Last month Health Minister tasked Judge Yvonne Murphy with finding closure for survivors of the procedure, which involved unhinging a woman’s pelvis to widen the birth canal. Murphy’s job is to assess the relative liabilities of parties involved and outline the best options for a redress scheme.
A big year
This decision has been rejected by SOS with chairperson Marie O’Connor claiming a redress scheme would not meet the needs of the women.
Speaking to TheJournal.ie, she said 2014 “is going to be a big year” as the first test cases will run in the middle of next year. The group also intends to take its case to the UN Committee on Torture next year.
She said the government’s u-turn on the statute of limitations was “appalling” but said that this would not stop survivors of the horrific operation from proceeding with their legal action.
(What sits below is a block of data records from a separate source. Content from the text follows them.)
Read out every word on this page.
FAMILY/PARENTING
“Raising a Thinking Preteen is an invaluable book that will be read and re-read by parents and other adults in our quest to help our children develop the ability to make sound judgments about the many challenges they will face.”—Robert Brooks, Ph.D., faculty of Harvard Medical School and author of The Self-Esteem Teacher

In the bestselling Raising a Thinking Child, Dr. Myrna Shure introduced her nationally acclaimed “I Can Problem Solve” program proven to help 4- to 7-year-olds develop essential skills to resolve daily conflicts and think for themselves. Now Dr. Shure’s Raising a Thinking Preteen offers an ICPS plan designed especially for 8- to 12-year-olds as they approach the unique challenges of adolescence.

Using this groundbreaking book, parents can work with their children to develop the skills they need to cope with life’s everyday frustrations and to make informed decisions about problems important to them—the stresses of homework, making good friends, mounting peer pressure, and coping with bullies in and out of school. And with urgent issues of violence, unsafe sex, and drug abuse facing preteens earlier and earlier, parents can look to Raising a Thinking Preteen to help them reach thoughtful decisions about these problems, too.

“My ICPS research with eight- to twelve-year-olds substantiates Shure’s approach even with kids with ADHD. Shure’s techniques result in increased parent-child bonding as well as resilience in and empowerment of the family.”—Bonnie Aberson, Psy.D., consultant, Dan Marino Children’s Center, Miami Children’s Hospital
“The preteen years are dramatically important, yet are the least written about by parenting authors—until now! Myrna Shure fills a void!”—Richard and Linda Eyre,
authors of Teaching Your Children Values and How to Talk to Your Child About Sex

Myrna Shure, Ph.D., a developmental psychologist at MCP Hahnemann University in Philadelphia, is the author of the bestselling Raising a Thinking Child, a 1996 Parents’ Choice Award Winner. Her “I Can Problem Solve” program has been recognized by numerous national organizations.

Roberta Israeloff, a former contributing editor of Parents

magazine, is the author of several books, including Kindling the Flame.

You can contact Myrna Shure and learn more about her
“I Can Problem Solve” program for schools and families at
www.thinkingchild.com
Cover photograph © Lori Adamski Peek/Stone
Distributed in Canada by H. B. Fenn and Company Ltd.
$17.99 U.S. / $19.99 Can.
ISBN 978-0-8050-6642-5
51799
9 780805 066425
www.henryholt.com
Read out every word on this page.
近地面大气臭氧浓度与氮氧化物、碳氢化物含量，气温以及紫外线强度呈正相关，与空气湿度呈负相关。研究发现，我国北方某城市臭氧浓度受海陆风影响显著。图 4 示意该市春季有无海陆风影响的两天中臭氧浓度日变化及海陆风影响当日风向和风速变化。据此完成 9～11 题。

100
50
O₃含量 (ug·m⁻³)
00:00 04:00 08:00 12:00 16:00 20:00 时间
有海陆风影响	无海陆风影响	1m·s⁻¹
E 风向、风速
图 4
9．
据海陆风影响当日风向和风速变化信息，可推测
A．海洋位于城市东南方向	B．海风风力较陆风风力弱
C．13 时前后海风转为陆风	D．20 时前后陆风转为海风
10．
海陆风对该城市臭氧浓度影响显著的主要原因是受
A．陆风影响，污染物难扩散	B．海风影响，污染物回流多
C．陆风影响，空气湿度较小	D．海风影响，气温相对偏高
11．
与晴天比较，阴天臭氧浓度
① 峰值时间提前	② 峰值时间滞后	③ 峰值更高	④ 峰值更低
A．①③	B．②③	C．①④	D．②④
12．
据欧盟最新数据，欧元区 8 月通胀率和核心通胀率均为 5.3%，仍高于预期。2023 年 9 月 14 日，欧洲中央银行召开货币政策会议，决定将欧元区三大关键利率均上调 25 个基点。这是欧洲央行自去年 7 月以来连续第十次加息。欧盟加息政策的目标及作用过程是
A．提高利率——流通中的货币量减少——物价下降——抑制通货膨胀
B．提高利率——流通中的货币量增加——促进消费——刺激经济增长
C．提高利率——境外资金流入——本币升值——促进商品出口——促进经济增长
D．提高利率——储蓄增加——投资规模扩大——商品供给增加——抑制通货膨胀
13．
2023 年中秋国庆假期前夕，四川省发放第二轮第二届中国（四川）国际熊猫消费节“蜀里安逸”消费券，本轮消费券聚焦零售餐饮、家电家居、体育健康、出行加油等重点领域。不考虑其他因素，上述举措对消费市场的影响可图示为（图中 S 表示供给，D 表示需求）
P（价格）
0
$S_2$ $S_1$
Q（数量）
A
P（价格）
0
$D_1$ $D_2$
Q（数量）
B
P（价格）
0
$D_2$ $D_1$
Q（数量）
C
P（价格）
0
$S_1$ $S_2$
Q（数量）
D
“We want them to have unfettered access so they can take the speediest possible route,” she said, pointing out that the statute may not even be used by defendants in cases.
“There’ll be a flood of cases streaming through the courts next year,” she added.
We’ll have trial dates quite soon and we hope winning a small number of them will encourage the other side to settle – our view is that, one way or another, there is going to be a settlement so we’re saying the government should settle now rather than later and avoid those legal fees.
The women who underwent the procedure have rejected the proposal of a redress scheme similar to that of Magdalene survivors as they feel they should be treated as victims of medical negligence and have damages awarded accordingly.
O’Connor said that, for these women, recognition of the wrongdoing is paramount.
“For many people it’s more important than compensation – truth is more important than anything else,” she said.